K. Present Social Functioning

  1. Identify Stressors in any of the following categories:

    1. Primary support system or group
    2. Social environment
    3. Educational problems
    4. Occupational problems
    5. Housing problems
    6. Economic problems
    7. Problems accessing health care
    8. Legal system or criminal problems
    9. Other

  2. Appearance: Describe dress, speech, mannerisms, scars, facial expressions, and body movements (assessment based on observation listed above).
  3. Relationships: Describe all relationships, including with whom and duration of relationship. Describe physical intimacy, including frequency, level of satisfaction, problems with intimacy, and any impact of medical or psychiatric conditions on performance.
  4. Lifestyle: Describe how the veteran spends his/her time, including interests, hobbies, employment, typical day and week, and eating and sleeping patterns.
  5. Mental Status: Describe, including evidence of confusion, memory problems, thought processes or disorders, and mood/affect. Describe the veteran's functioning in the areas of cognitive, emotional (mood) and judgment.
  6. GAF Score (if available)

L. Capacity to manage financial affairs (if an issue)

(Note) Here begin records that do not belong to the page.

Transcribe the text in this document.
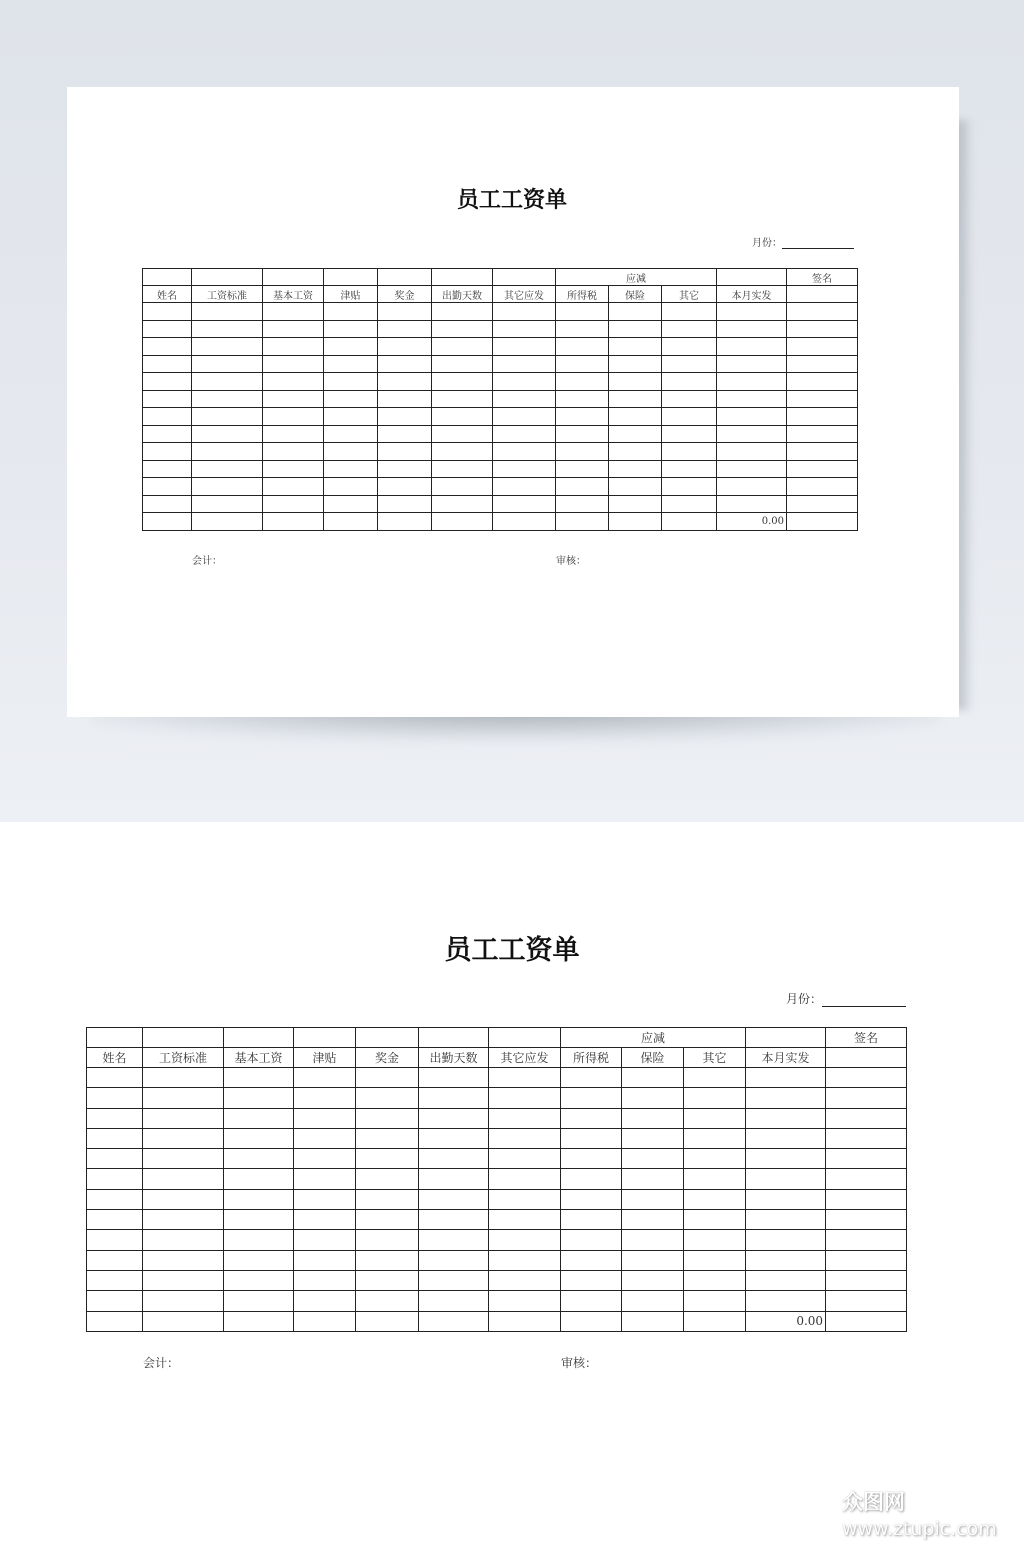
员工工资单
月份：
							应减				签名
姓名	工资标准	基本工资	津贴	奖金	出勤天数	其它应发	所得税	保险	其它	本月实发	

										0.00	
会计：	审核：
员工工资单
月份：
							应减				签名
姓名	工资标准	基本工资	津贴	奖金	出勤天数	其它应发	所得税	保险	其它	本月实发	

										0.00	
会计：	审核：
众图网www.ztupic.com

NOTE: Mental competency, for VA benefits purposes, refers only to the ability of the veteran to manage VA benefit payments in his or her own best interest, and not to any other subject. Mental incompetency, for VA benefits purposes, means that the veteran, because of injury or disease, is not capable of managing benefit payments in his or her best interest. In order to assist raters in making a legal determination as to competency, please address the following:

  1. What is the impact of injury or disease on the veteran's ability to manage his or her financial affairs, including consideration of such things as knowing the amount of his or her VA benefit payment, knowing the amounts and types of bills owed monthly, and handling the payment prudently?
  2. Does the veteran handle the money and pay the bills himself or herself?
  3. Based on your examination, do you believe that the veteran is capable of managing his or her financial affairs? Please provide examples to support your conclusion.

M. Summary & Conclusions

  1. Summarize the specific effect of disabilities and the impact on employment.
  2. Summarize the specific effect of disabilities and the impact on social functioning.

NOTE: Refer to medical, psychiatric and/or neuro-psychiatric report(s), as appropriate.